Vasar Dhar's "Data Science and Prediction" is an excellent introduction.
McKinsey & Company published a study in 2011 that is still frequently cited. The most repeated statistic from this report is their prediction that, by 2018, the demand for data scientists would exceed supply by 140,000 people in the United States alone.
Forbes provide this brief but interesting History of Data Science.
Resources on Social Media
Here are a few researchers whose work may interest you.
Sebastian Thrun founded Google[x] and led the Google driverless car project. He is the CEO of the MOOC (Massive Open Online Courses) website Udacity and is a research professor at Stanford University. You can follow him on Twitter (@SebastianThrun).

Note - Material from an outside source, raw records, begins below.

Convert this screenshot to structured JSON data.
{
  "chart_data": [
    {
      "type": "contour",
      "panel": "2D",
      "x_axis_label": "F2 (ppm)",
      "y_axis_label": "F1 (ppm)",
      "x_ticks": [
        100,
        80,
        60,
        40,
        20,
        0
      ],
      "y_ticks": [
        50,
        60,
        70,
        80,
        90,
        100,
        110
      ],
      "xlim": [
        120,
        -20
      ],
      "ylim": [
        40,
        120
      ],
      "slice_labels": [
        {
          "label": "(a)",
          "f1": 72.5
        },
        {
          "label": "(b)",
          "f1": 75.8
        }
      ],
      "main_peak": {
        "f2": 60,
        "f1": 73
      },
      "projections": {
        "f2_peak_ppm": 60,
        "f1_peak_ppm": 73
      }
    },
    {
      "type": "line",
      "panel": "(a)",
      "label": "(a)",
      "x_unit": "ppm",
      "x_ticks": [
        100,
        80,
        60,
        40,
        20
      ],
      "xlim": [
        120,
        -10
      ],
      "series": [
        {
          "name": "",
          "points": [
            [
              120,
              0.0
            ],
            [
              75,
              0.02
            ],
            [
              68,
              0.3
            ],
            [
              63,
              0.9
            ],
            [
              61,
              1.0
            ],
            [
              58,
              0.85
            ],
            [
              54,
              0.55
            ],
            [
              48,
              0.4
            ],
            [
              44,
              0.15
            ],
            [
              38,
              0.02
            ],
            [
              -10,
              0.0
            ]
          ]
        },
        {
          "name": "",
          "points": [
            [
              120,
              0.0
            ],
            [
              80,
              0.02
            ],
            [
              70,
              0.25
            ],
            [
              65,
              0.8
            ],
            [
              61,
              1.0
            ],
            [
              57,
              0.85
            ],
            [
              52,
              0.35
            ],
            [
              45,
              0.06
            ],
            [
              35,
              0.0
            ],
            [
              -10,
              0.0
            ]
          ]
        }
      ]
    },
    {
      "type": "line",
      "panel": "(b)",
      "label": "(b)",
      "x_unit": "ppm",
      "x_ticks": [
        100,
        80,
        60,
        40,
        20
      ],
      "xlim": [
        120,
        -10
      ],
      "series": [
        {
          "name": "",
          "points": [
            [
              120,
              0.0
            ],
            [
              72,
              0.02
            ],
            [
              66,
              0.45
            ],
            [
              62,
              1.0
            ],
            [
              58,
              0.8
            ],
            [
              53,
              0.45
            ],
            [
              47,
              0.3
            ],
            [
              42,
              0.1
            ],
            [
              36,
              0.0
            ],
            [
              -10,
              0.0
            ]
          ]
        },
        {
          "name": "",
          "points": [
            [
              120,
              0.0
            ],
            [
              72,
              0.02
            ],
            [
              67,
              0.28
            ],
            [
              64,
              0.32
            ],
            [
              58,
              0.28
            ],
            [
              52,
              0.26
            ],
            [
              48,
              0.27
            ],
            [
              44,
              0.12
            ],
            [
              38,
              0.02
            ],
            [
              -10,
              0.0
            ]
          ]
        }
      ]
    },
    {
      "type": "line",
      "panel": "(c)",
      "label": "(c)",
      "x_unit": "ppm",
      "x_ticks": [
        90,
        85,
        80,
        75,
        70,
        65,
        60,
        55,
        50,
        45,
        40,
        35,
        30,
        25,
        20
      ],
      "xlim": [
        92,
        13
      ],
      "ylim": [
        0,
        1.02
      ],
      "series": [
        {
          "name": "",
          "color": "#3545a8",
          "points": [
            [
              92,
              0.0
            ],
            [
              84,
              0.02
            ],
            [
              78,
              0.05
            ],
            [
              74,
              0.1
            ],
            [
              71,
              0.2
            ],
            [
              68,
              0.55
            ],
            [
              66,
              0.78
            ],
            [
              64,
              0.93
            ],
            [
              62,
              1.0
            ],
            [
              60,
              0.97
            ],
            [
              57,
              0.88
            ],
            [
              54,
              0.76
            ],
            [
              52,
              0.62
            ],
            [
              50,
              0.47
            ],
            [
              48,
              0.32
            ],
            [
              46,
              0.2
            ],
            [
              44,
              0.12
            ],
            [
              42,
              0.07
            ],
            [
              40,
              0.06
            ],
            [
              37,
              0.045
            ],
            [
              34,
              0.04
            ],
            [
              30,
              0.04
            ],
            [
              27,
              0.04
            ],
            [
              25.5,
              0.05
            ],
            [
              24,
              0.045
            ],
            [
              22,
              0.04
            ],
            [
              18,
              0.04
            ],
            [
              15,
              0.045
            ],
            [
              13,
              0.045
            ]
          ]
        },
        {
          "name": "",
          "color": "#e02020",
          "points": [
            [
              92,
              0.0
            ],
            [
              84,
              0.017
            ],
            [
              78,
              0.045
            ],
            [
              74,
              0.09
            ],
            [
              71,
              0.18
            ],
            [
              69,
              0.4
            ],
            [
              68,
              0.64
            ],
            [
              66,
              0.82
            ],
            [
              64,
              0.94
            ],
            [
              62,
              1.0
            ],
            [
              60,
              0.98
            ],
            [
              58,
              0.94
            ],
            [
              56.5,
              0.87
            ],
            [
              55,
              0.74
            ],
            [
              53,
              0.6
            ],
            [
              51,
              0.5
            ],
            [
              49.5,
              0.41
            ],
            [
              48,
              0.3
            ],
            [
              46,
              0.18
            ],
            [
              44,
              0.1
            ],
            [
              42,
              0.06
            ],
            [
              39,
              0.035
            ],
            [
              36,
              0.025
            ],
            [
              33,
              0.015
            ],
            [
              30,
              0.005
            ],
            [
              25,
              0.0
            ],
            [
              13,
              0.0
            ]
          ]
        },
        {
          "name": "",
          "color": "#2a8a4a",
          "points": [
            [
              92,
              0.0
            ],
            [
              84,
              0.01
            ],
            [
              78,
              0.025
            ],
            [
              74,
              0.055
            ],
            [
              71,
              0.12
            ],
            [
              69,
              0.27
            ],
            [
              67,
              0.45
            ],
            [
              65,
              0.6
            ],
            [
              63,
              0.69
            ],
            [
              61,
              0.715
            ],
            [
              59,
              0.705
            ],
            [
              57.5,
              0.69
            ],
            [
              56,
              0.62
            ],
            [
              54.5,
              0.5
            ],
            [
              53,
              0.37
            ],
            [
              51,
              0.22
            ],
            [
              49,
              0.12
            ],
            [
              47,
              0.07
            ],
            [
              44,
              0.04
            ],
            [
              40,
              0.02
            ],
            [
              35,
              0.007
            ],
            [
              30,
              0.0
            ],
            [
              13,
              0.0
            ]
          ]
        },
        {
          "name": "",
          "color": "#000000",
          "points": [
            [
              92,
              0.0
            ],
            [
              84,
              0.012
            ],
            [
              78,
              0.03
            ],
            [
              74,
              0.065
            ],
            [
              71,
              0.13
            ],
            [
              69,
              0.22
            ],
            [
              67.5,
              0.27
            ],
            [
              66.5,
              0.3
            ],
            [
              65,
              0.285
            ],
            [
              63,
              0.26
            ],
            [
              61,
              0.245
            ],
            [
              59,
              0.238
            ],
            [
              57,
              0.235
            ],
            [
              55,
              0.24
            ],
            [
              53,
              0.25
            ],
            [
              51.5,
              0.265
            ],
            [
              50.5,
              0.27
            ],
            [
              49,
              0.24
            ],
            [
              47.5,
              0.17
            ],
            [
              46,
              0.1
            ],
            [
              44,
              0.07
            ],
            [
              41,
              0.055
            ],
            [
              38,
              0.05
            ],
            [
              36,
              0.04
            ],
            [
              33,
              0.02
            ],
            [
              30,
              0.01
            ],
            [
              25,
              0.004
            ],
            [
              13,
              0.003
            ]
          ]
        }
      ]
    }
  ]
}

Andrew Ng is a professor at Stanford and is the Chief Scientist of the web-services company Baidu. He also co-founded Coursera, where you can find his courses on Machine Learning. Ng has done extensive work on deep learning. He also founded and led the “Google Brain” project: a billion-neuron neural network that famously learned to recognize cats. His website includes many videos and papers. You can also follow him on Twitter (@AndrewYNg).
Open Source Tools
- Python is a scripting language that is easy to learn and very widely used.
- R is a language geared for statistical computing.
Machine Learning Toolkits
- NumPy and SciPy are packages that facilliate scientific computing in Python.
- scikit-learn implements many machine learning algorithms in Python, as well as handling aspects like cross-validation and feature selection.
- matplotlib is a Python library that provides functionality to visualize data, including a variety of plots and charts.
- NLTK is a set of tools for Natural Language Processing in Python.